Sur les conclusions à fin d’injonction :
5. Eu égard au motif d’annulation retenu, le présent jugement implique que le préfet de police, ou tout préfet territorialement compétent, délivre un titre de séjour portant la mention « vie privée et familiale » à M. B dans un délai qu’il convient de fixer à deux mois à compter de la notification du présent jugement.
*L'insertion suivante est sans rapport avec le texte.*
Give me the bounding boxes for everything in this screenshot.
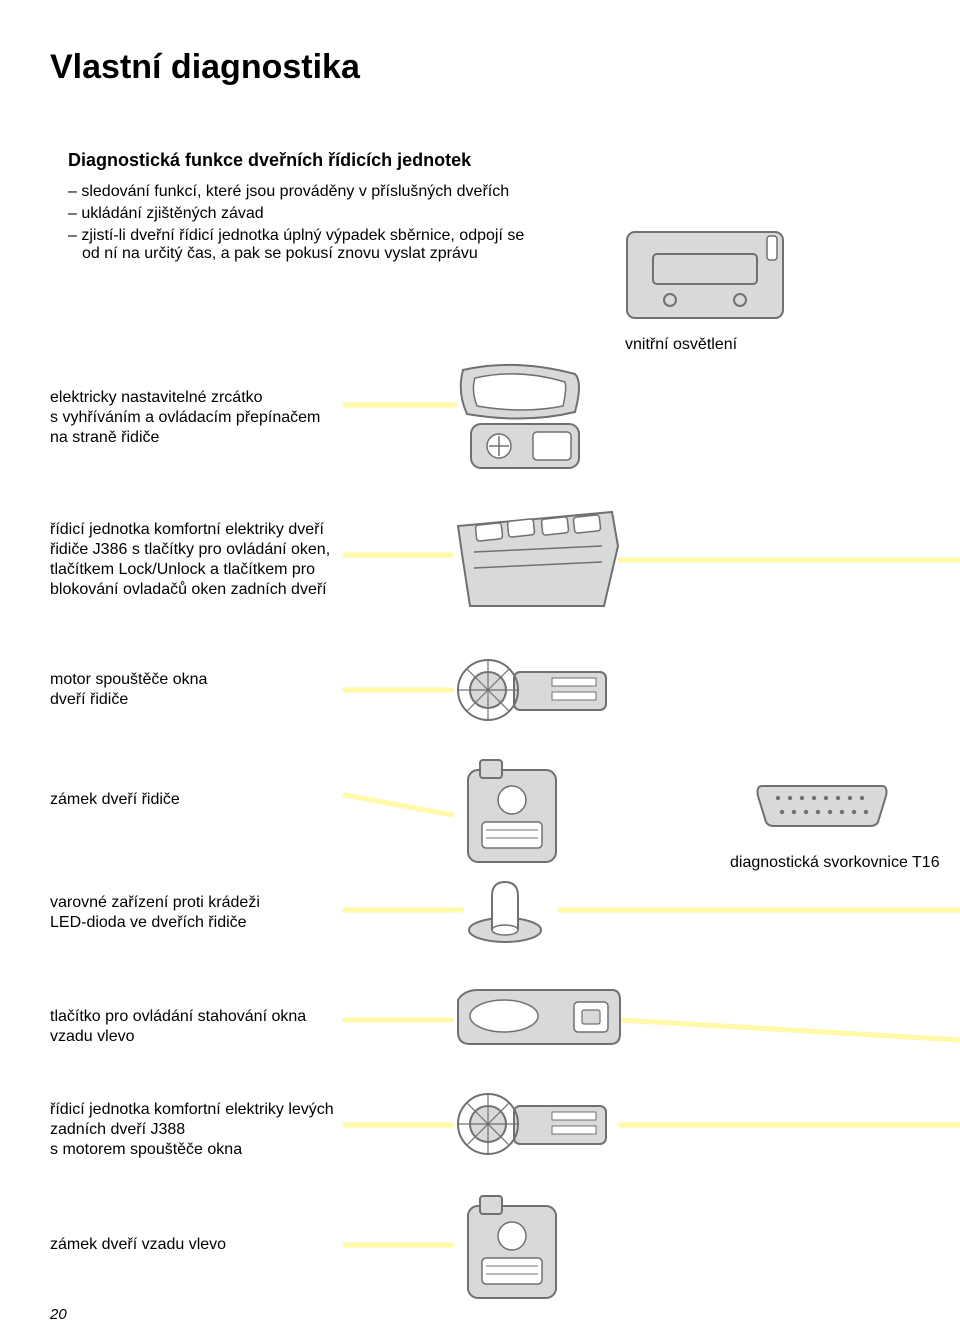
motor-j388-icon	[452, 1082, 610, 1166]
rear-handle-icon	[452, 984, 624, 1050]
door-lock-icon	[452, 752, 574, 874]
window-motor-icon	[452, 648, 610, 732]
page-number: 20	[50, 1306, 67, 1323]
led-icon	[462, 874, 548, 946]
interior-light-icon	[625, 230, 785, 320]
mirror-icon	[455, 362, 590, 474]
page: Vlastní diagnostika Diagnostická funkce …	[0, 0, 960, 1342]
control-panel-j386-icon	[452, 506, 622, 610]
rear-door-lock-icon	[452, 1188, 574, 1310]
diagnostic-port-icon	[754, 780, 890, 830]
Il n’y a pas lieu, dans les circonstances de l’espèce, d’assortir cette injonction d’une astreinte.
Sur les frais liés au litige :
6. Il y a lieu, dans les circonstances de l’espèce de mettre à la charge de l’État la somme de 1 000 euros à verser à M. B au titre au titre des frais exposés par lui et non compris dans les dépens.
D E C I D E :
Article 1er : La décision par laquelle le préfet de police a implicitement refusé de délivrer un titre de séjour à M. B est annulée.
Article 2 : Il est enjoint au préfet de police, ou à tout préfet territorialement, de délivrer à M. B une carte de séjour temporaire portant la mention « vie privée et familiale » dans le délai de deux mois à compter de la notification du présent jugement.
Article 3 : L’État versera à M. B une somme de 1 000 euros en application des dispositions de l’article L. 761-1 du code de justice administrative.
Article 4 : Les conclusions de la requête sont rejetées pour le surplus.
Article 5 : Le présent jugement sera notifié à M. A B et au préfet de police.
Délibéré après l’audience du 12 décembre 2024, à laquelle siégeaient :
Mme Salzmann, présidente,
Mme Armoët, première conseillère,
Mme Guglielmetti, conseillère.
Rendu public par mise à disposition au greffe le 9 janvier 2025.
La présidente-rapporteure,
M. Salzmann
L’assesseure la plus ancienne,
E. ArmoëtLa greffière,
P. Tardy-Panit
La République mande et ordonne au préfet de police en ce qui le concerne ou à tous commissaires de justice à ce requis en ce qui concerne les voies de droit commun contre les parties privées, de pourvoir à l’exécution de la présente décision.